Sys.timezone() fails on Linux under Microsoft WSL
One way to avoid the call to timedatectl is to set the `TZ` environment variable on your machine to your local timezone, if this is set `Sys.timezone()` uses this and does not try to query timedatectl for the timezone. This is a common issue as well in docker containers, as like on WSL in docker timedatectl is present, but non-functional. Jim
On Tue, Apr 13, 2021 at 9:19 AM Brenton Wiernik <brenton at wiernik.org> wrote:
In Microsoft?s Windows Subsystem for Linux (WSL or WSL2), there is not
system framework, so utilities that depend on it fail. This includes
timedatectl which R uses in Sys.timezone(). The timedatectl utility is
present on Linux systems installed under WSL/WSL2, but is non-functional.
So, when Sys.timezone() checks for Sys.which("timedatectl"), it receives a
false positive. The subsequent methods after this if () do work, however.
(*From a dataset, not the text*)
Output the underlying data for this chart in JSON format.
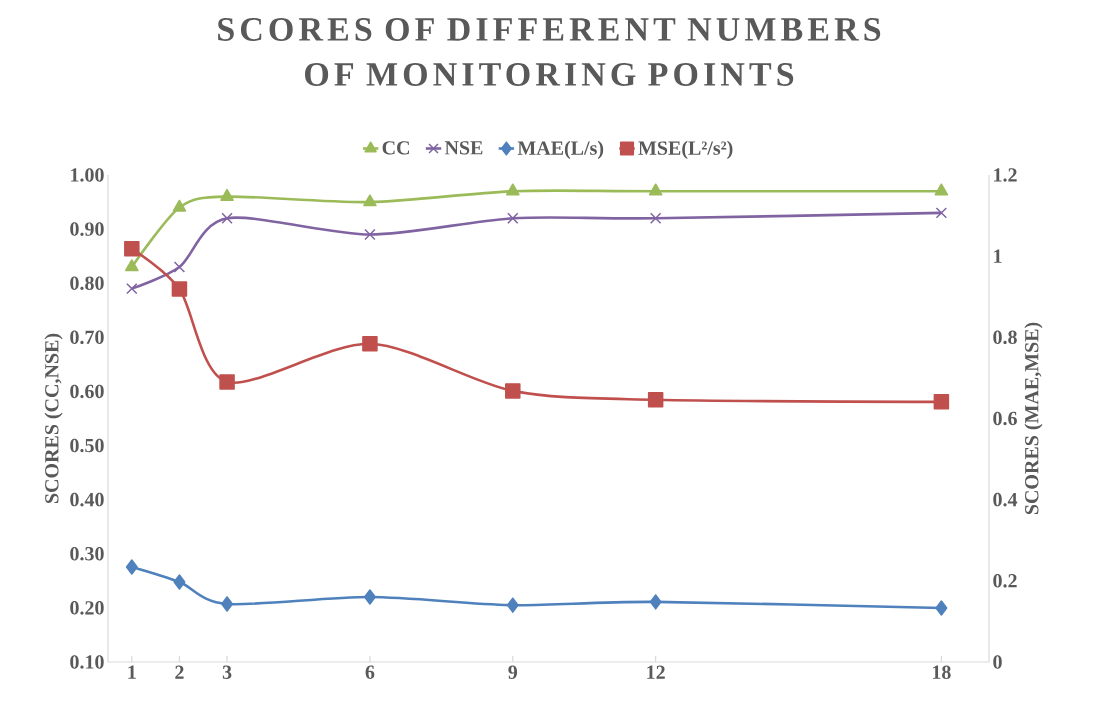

This can be fixed if line 42 of Sys.timezone() were changed from:
if (nzchar(Sys.which("timedatectl"))) {
to:
if (nzchar(Sys.which("timedatectl")) && !grepl("microsoft", system("uname
-r", intern = TRUE), ignore.case = TRUE)) {
"uname -r" returns for example:
"5.4.72-microsoft-standard-WSL2"
So checking for "microsoft" or "WSL" would probably work.